İsrail’in
Filistin, Lübnan, Suriye ve Yemen’den sonra İran’a saldırmasıyla birlikte hayli
tuhaf bir tartışma başladı.
Saldırganın
saldırı coğrafyasının genişliği bile tartışmayı bitirmeliydi aslında. Oysa öyle
olmadı: İran ile İsrail’i aynı kefeye koyan mı dersin; İsrail ile İran’ın
aslında “danışıklı dövüş” yürüttüğünü söyleyen mi; yoksa İsrail’in Gazze’deki
katliamdan dünya kamuoyunun dikkatini uzaklaştırmak için bir “oyun” olarak
İran’a yöneldiği mi…
Artık
“ahir zaman”da yaşıyoruz.

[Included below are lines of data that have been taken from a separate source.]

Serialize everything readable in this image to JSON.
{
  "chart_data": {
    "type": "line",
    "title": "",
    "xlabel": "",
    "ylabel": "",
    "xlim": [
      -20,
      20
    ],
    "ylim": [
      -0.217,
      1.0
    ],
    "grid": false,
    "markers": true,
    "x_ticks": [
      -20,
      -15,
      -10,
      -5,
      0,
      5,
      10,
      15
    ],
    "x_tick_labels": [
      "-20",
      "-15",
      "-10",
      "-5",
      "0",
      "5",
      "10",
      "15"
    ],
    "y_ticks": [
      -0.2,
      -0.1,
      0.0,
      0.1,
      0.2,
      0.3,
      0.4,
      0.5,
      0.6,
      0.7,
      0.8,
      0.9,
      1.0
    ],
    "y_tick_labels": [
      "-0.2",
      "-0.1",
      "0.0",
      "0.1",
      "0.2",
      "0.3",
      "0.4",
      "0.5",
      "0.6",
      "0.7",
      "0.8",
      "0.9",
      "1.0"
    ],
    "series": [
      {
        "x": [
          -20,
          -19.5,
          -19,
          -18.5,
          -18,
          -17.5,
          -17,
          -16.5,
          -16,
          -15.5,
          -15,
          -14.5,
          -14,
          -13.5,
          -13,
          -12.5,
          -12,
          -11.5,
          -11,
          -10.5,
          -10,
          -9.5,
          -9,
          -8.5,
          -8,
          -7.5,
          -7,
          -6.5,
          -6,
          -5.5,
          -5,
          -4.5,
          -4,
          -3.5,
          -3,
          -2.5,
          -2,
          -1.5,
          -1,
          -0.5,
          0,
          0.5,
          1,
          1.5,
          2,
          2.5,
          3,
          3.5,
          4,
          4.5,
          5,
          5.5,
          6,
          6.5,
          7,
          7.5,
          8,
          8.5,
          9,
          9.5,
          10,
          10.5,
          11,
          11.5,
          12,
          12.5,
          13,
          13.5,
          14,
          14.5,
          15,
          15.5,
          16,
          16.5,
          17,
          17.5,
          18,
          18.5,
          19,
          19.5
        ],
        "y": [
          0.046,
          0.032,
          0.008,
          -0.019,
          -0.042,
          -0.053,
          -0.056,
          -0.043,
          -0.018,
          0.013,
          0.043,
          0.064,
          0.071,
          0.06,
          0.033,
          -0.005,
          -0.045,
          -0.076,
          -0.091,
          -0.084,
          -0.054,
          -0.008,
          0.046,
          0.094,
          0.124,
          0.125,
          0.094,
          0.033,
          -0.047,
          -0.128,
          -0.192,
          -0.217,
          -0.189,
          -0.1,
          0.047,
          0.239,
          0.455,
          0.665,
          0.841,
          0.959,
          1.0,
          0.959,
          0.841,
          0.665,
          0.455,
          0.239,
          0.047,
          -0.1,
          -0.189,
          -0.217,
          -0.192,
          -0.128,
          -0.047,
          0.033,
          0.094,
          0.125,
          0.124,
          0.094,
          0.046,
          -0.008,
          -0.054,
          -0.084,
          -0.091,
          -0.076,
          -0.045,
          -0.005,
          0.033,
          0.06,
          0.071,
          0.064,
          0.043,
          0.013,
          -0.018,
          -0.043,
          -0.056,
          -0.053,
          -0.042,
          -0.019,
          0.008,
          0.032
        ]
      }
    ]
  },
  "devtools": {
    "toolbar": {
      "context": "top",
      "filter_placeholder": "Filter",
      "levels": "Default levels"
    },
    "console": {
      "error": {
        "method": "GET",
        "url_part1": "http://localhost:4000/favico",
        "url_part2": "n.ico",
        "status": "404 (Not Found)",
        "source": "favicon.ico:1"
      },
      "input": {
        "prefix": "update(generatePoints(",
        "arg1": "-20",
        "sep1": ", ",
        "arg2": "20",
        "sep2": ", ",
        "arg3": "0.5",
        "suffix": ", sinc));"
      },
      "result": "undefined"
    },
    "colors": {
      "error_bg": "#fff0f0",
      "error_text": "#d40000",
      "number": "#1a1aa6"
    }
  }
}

Emperyalizme dair derin bir kavrayışı olmasını
beklediğimiz kimi solcular dahi, terazinin bir kefesine “soykırımcı” İsrail’i,
diğer kefesine “idamcı” İran’ı koyuyor, “emperyalistler arası savaşta taraf
olmama”, “işçi-emekçi halk cumhuriyeti” çağrısı yapıyor. Bu arada ne hikmetse,
bu üçüncü yolcu “halk cumhuriyeti”nin esas muhatabı İsrail değil, İran
oluyordu.
Sosyal
medyada acayip bir gönderiye rastladım: Bu “üçüncü yol” savunucularından biri,
Türkiye’deki komünistlerin muhatabının İran’da “komünistler ve halklar”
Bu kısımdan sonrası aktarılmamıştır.